Desembargadores do Tribunal Regional Federal concederam habeas corpus preventivo ao expresidente da Vale Fábio Schvartsman; cabe recurso da decisão
“Uma decisão que envergonha o Brasil e ofende a memória das vítimas”. A Associação dos familiares das vítimas e atingidos pelo rompimento da barragem em Brumadinho (Avabrum) assim definiu a decisão da Segunda Turma do Tribunal Federal Regional da 6ª Região (TRF-6) de conceder um habeas corpus preventivo ao ex-presidente da Vale Fábio Schvartsman, em relação ao caso do rompimento da barragem da mineradora em Brumadinho, em janeiro de 2019.
O julgamento do pedido começou no último dia 6 e foi encerrado nesta quarta, 13, com decisão unânime em favor de Schvartsman. Com isso, ele fica fora da lista da ação penal que envolve outras 15 pessoas, acusadas de homicídio qualificado de 270 pessoas (entre as vítimas duas mulheres grávidas) e crimes ambientais no caso.
O inquérito da Polícia Federal que embasou a ação penal movida pelo Ministério Público Federal (MPF) aponta, entre outras provas, que o ex-presidente recebeu um e-mail (trechos reproduzidos abaixo) de um funcionário não identificado, 16 dias antes do rompimento, alertando sobre “barragens no limite”. A providência tomada por Schvartsman foi pedir a identificação do funcionário, a quem definiu como um “cancro dentro da nossa empresa”.
Os desembargadores do TRF-6, no entanto, concluíram que não há indícios de conduta criminosa por parte do , mas ressalvaram que o MPF pode oferecer nova denúncia ao ex-presidente da Vale com base em novas provas.
A presidente da Avabrum, Alexandra Andrade, declarou ao jornal Voz Ativa: “Não aceitamos nem aceitaremos mais os comentários de que as leis penais e de processo penal são antigas e não estão à altura do que aconteceu. Qualquer pessoa sabe que matar é crime e que quando alguém mata deve ser punido pelo que fez. Se de fato há lacunas na denúncia, como disseram os desembargadores, entendemos que ela precisa ser complementada o mais rápido possível por quem tem a atribuição de fazê-lo”.

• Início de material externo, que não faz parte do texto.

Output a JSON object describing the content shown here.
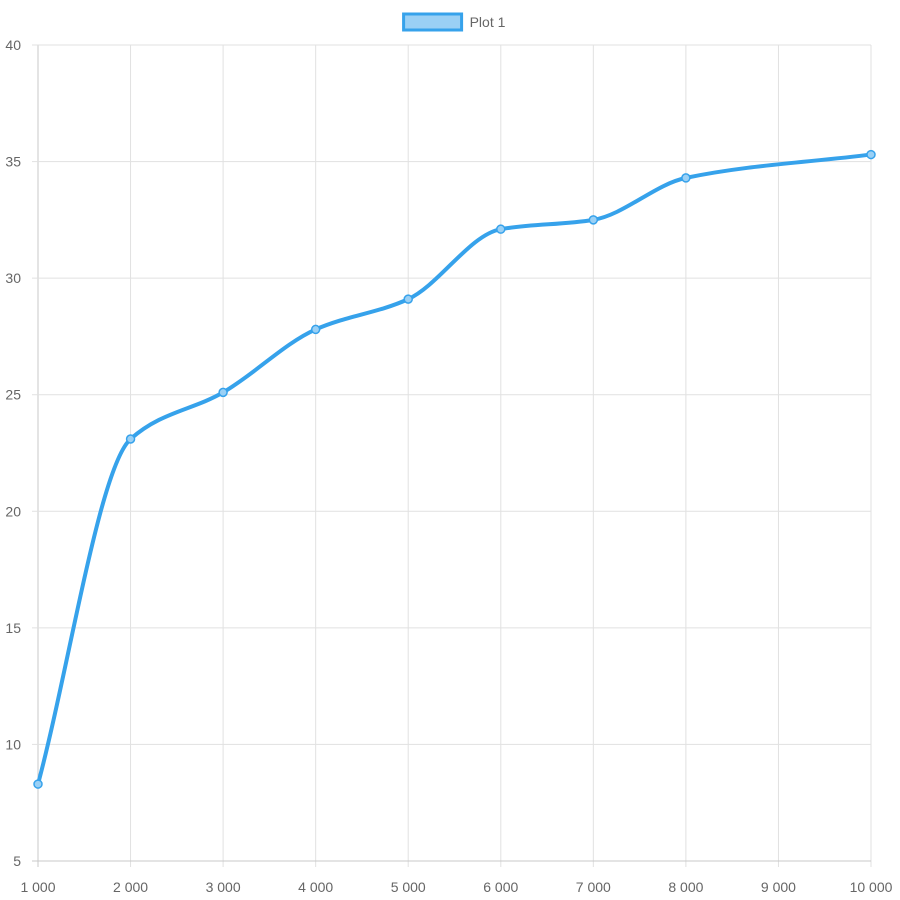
{
  "chart_data": {
    "type": "line",
    "legend": {
      "position": "top-center",
      "visible": true
    },
    "grid": true,
    "x": [
      1000,
      2000,
      3000,
      4000,
      5000,
      6000,
      7000,
      8000,
      9000,
      10000
    ],
    "x_tick_labels": [
      "1 000",
      "2 000",
      "3 000",
      "4 000",
      "5 000",
      "6 000",
      "7 000",
      "8 000",
      "9 000",
      "10 000"
    ],
    "xlim": [
      1000,
      10000
    ],
    "y_ticks": [
      5,
      10,
      15,
      20,
      25,
      30,
      35,
      40
    ],
    "y_tick_labels": [
      "5",
      "10",
      "15",
      "20",
      "25",
      "30",
      "35",
      "40"
    ],
    "ylim": [
      5,
      40
    ],
    "series": [
      {
        "name": "Plot 1",
        "x": [
          1000,
          2000,
          3000,
          4000,
          5000,
          6000,
          7000,
          8000,
          10000
        ],
        "values": [
          8.3,
          23.1,
          25.1,
          27.8,
          29.1,
          32.1,
          32.5,
          34.3,
          35.3
        ],
        "color": "#36a2eb",
        "fill_color": "#9ad0f5",
        "smooth": true
      }
    ]
  }
}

No seminário “5 Anos Sem Justiça”, realizado em 25 de janeiro, o delegado da Polícia Federal, Cristiano Campidelli, e o promotor de justiça do Ministério Público de Minas Gerais (MPMG), Francisco Generoso, afirmaram que as investigações do caso provam que as empresas Vale e Tüv Süd, consultoria alemã que emitiu laudo atestando a segurança da barragem, priorizaram os lucros em detrimento à segurança das pessoas.
Na ocasião, Generoso leu um e-mail enviado à presidência da Vale em 9 de janeiro de 2019, em que um funcionário escreve o seguinte: “Estamos com grandes desafios pela frente. Nossas instalações estão carentes de investimentos correntes para a adequação mínima; recursos humanos deficitários e mal remunerados nas áreas de operação, manutenção e engenharia; plantas incendiando; equipamentos quebrando; barragens no limite; relação estéril [rejeito]/minério abaixo do mínimo aceitável. Nos próximos anos precisamos resgatar isso, para que as condições mínimas de operação segura para pessoas e instalações sejam garantidas. Não há mais como reduzir custo na área operacional.”
Ao que Schvartsman respondeu: “Gostaria de descobrir quem é este camarada, que acha que pode escrever essa montanha de desaforos impunemente. O sujeito é um cancro dentro da nossa empresa e pode fazer mal a toda organização. Nós esgotamos todos os caminhos para identificar o camarada? Inclusive todos os recursos de TI [tecnologia da informação]?”
Professor da Faculdade de Medicina da UFMG e coordenador do Projeto Manuelzão, Marcus Vinícius Polignano mostrou perplexidade e indignação com a decisão. “Do jeito que o processo criminal avança, no sentido de não responsabilização do presidente, de outros níveis hierárquicos da empresa e mesmo da consultoria Tüv Süd, há de chegar uma hora em que vai se propor uma ação contra as vítimas, por estarem no lugar errado, na hora errada.”
E completou: “Estão tendo um entendimento como se a instituição fosse um ser abstrato, sem corpo, isso é de um surrealismo absurdo. Mas são pessoas, que têm suas posições de liderança e seus ganhos, tanto quanto devem ter responsabilidade civil.”
Há cinco anos, em 25 de janeiro, Brumadinho foi marcada pelo rompimento que resultou em 272 mortes de funcionários da empresa e terceirizados. O impacto se estende por 26 municípios da Bacia do Rio Paraopeba e deixa uma ferida socioeconômica e ambiental cujas dimensões ainda não são completamente mensuradas.